There is a lot of technology on display in Drawn to the Future at The Building Centre. Thankfully, this exhibition about architectural, planning and engineering visualisation is much more than a geeky celebration of computer power, and does an excellent job of showing how tech enables design and planning practices, presenting technology as a tool in the service of human creativity.

The worlds of gaming and spatial analysis converge to give planners, politicians and the public new tools for making sense of big data and master plans. So, for example, visitors can take a virtual reality roller coaster ride in an Occulus Rift headset. Elsewhere, Cities: Skylines is a new 'build your own city' game, and you can also see a Minecraft version of Britain built using Ordinance Survey data.

Immersive virtual reality dome by Soluis Interact. Photo by The Building Centre and Agnese Sanvito.

The games are displayed beside (practically identical) professional visualisation tools; the first public display of a 3D fly-through over the route for the proposed HS2, and an immersive virtual reality dome by Soluis Interact which shows the latest techniques used by architects to demonstrate their designs to clients — from hotel rooms to chapel restoration.      

We were impressed with John Cook's Cambedoo Solar Estate, a vast solar power array and settlement in the desert in 2065 that is dismantled over the following centuries. Cook's animation of the future city as it decays shows mastery of new technologies of drawing, underpinned by a deeper understanding of the challenges of sustainability and durability in architecture. Drawings of future cities designed for food production by CJ Lim, and his student Jason Lamb's drawings of 'Frackpool' (Blackpool after fracking), show the power of computer assisted line drawings to evoke the future and provoke debate about the present.

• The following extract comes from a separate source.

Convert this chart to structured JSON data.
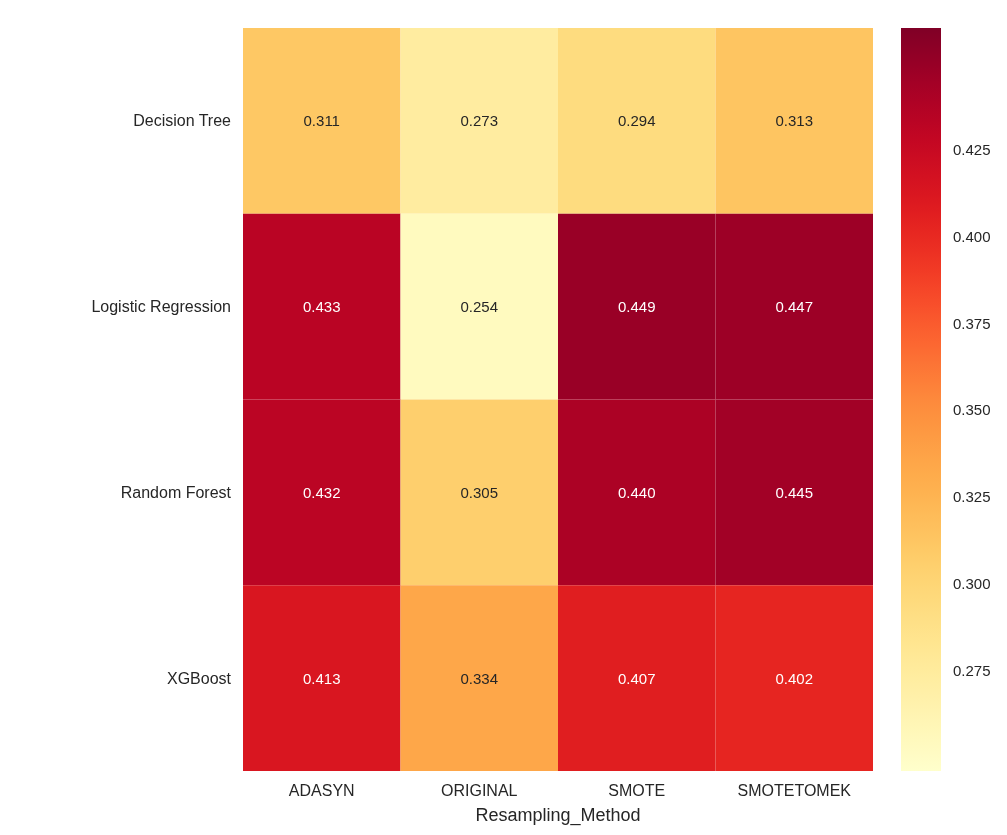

The Food Parliament. Picture by CJ Lim, Studio 8 Architects.

Tucked behind a curtain in the corner is a 3D printed model of a Peruvian hillside, with landuse and sites of importance to marginalised residents projected from above. The project by researchers at University College London collected topographic data using drones, and used GPS to track the routes used by locals in their everyday lives moving over contested land. Collecting and visualising data like this provides new windows for democracy, as academics and communities collaborate to help resolve local disputes and plan for the future.

The technologies on display in this exhibition provide new ways of visualising the future — although we must remember, visions of the future are always imaginary. Used intelligently, new technologies provide architects, engineers, planners and citizens with tools to share the new ideas shaping our cities. The success of Drawn to the Future lies in how it positions technology within wider processes of creativity, design and democracy.

Drawn to the Future, until 3 October, Monday-Friday 9am-6pm, Saturday 10am-5pm, The Building Centre. Free, no booking required.